Building a deeper understanding of images
September 5th, 2014 | Published in Google Research
The ImageNet large-scale visual recognition challenge (ILSVRC) is the largest academic challenge in computer vision, held annually to test state-of-the-art technology in image understanding, both in the sense of recognizing objects in images and locating where they are. Participants in the competition include leading academic institutions and industry labs. In 2012 it was won by DNNResearch using the convolutional neural network approach described in the now-seminal paper by Krizhevsky et al.[4]
In this year’s challenge, team GoogLeNet (named in homage to LeNet, Yann LeCun's influential convolutional network) placed first in the classification and detection (with extra training data) tasks, doubling the quality on both tasks over last year's results. The team participated with an open submission, meaning that the exact details of its approach are shared with the wider computer vision community to foster collaboration and accelerate progress in the field.
This effort was accomplished by using the DistBelief infrastructure, which makes it possible to train neural networks in a distributed manner and rapidly iterate. At the core of the approach is a radically redesigned convolutional network architecture. Its seemingly complex structure (typical incarnations of which consist of over 100 layers with a maximum depth of over 20 parameter layers), is based on two insights: the Hebbian principle and scale invariance. As the consequence of a careful balancing act, the depth and width of the network are both increased significantly at the cost of a modest growth in evaluation time. The resultant architecture leads to over 10x reduction in the number of parameters compared to most state of the art vision networks. This reduces overfitting during training and allows our system to perform inference with low memory footprint.

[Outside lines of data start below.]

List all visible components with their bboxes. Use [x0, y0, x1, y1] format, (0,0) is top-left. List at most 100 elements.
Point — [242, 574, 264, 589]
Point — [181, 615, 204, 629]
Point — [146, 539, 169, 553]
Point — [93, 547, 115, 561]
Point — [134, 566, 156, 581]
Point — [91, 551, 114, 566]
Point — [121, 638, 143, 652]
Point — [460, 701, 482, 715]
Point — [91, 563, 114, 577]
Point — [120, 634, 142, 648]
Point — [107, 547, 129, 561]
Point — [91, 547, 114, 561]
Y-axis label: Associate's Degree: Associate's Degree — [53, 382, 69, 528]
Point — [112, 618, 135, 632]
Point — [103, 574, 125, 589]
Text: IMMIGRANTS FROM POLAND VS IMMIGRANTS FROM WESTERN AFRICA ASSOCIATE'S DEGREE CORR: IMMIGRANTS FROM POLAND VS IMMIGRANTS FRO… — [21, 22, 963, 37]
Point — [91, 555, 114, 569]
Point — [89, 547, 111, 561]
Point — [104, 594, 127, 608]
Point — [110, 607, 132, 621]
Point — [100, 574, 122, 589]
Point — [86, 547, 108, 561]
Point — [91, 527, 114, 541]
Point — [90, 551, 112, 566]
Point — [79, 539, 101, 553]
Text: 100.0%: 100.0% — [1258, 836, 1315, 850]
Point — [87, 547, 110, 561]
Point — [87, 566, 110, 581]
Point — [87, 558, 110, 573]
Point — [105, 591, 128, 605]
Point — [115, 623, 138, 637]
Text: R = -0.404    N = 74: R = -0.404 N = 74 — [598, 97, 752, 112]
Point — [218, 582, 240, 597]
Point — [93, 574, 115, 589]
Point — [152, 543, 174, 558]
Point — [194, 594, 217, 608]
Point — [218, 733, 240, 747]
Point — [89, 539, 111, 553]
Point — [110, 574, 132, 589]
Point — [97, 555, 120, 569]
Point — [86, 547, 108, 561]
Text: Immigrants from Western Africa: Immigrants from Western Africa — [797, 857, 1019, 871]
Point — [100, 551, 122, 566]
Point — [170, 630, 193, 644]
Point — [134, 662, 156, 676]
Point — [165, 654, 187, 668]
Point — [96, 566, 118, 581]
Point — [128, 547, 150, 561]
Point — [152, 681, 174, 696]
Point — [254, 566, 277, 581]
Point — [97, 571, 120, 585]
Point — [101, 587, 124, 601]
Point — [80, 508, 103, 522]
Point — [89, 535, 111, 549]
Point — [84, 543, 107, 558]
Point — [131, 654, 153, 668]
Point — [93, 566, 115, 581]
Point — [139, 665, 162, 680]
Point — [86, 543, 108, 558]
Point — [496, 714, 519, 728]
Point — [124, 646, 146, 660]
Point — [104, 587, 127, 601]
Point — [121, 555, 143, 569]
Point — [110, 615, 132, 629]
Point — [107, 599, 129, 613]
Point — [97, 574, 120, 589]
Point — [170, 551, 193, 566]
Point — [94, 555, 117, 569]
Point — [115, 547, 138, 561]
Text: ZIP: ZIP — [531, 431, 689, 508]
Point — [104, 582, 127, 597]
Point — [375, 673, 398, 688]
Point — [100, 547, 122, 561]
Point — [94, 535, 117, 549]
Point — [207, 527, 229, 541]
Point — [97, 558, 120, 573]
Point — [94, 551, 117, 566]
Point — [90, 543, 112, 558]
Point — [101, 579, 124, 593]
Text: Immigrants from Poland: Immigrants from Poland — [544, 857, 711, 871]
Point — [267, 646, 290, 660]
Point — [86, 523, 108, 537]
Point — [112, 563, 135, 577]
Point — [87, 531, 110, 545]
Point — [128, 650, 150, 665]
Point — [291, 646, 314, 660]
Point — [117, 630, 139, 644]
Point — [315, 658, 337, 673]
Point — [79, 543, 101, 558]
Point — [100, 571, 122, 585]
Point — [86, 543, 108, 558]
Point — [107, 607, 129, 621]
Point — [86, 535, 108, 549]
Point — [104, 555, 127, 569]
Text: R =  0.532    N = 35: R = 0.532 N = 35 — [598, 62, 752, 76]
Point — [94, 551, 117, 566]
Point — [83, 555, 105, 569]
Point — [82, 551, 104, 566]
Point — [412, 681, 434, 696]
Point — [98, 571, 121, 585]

These technological advances will enable even better image understanding on our side and the progress is directly transferable to Google products such as photo search, image search, YouTube, self-driving cars, and any place where it is useful to understand what is in an image as well as where things are.
References:
[1] Erhan D., Szegedy C., Toshev, A., and Anguelov, D., "Scalable Object Detection using Deep Neural Networks", The IEEE Conference on Computer Vision and Pattern Recognition (CVPR), 2014, pp. 2147-2154.
[2] Girshick, R., Donahue, J., Darrell, T., & Malik, J., "Rich feature hierarchies for accurate object detection and semantic segmentation", arXiv preprint arXiv:1311.2524, 2013.
[3] Howard, A. G., "Some Improvements on Deep Convolutional Neural Network Based Image Classification", arXiv preprint arXiv:1312.5402, 2013.
[4] Krizhevsky, A., Sutskever I., and Hinton, G., "Imagenet classification with deep convolutional neural networks", Advances in neural information processing systems, 2012.